Together with the announcements of 2 February 1990 it signalled to South Africa and to the world that we had changed course – away from growing confrontation and conflict and toward the possibility of building a new non-racial constitutional democracy.
I am sure that Nelson Mandela would be proud of our many achievements since then:
- We are a functioning multi-party constitutional democracy with a strong Bill of Rights and independent courts.
- We have freed ourselves from the injustice and humiliation of apartheid.
- Our economy is three times larger than it was in 1994.
- We have built 3.5 million houses and have provided much greater access to electricity and basic services.
- After decades of isolation, South Africa is once again a respected member of the international community.
However, I am equally sure that Mr Mandela would have found some other aspects of our new society extremely disturbing. He would be deeply troubled by:
- Our failure to provide decent education to millions of our children;
- Unacceptable levels of unemployment – particularly among our youth;
- The fact that we have made so little progress in achieving greater equality;
- The deaths of four million South Africans as a result of AIDS, and – despite the success of our anti-retroviral programme – by the deaths of the 170 000 South Africans who died of AIDS last year.
- Rampant corruption – and the undermining of independent institutions that are supposed to combat corruption; and
- The fact that without having won a single vote, the SACP has seized control of the National Democratic Revolution and now dominates economic policy.

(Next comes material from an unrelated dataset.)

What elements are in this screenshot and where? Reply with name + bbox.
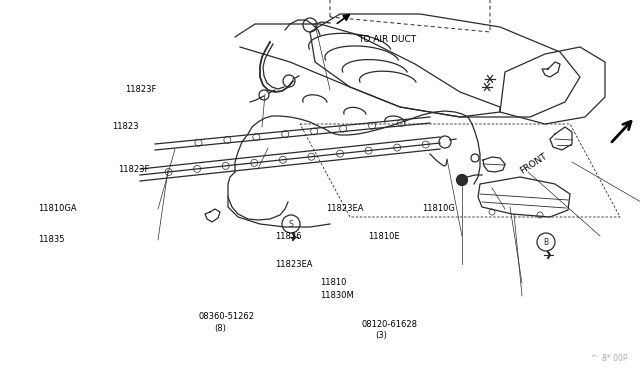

However, I am sure that the development that Mr Mandela would have found most disappointing would be the unravelling of his admirable efforts to promote reconciliation and to build a strong non-racial society at peace with itself. He would have been appalled by the increasingly strident tone of our debate on racial issues and would be shocked by the unrepudiated statement of a senior ANC leader that “the phase of reconciliation that brought together fair-minded white and black people is over” and that “we are now engaged in a struggle for economic and social justice.”
Nevertheless, I am sure that, 25 years after his release, Nelson Mandela would agree with me that South Africa today is so much better than it was in the past. He would also agree on the need for all South Africans to work together – rather than to struggle against one another – in our efforts to build a society based on human dignity, the achievement of equality, and the advancement of rights and freedoms.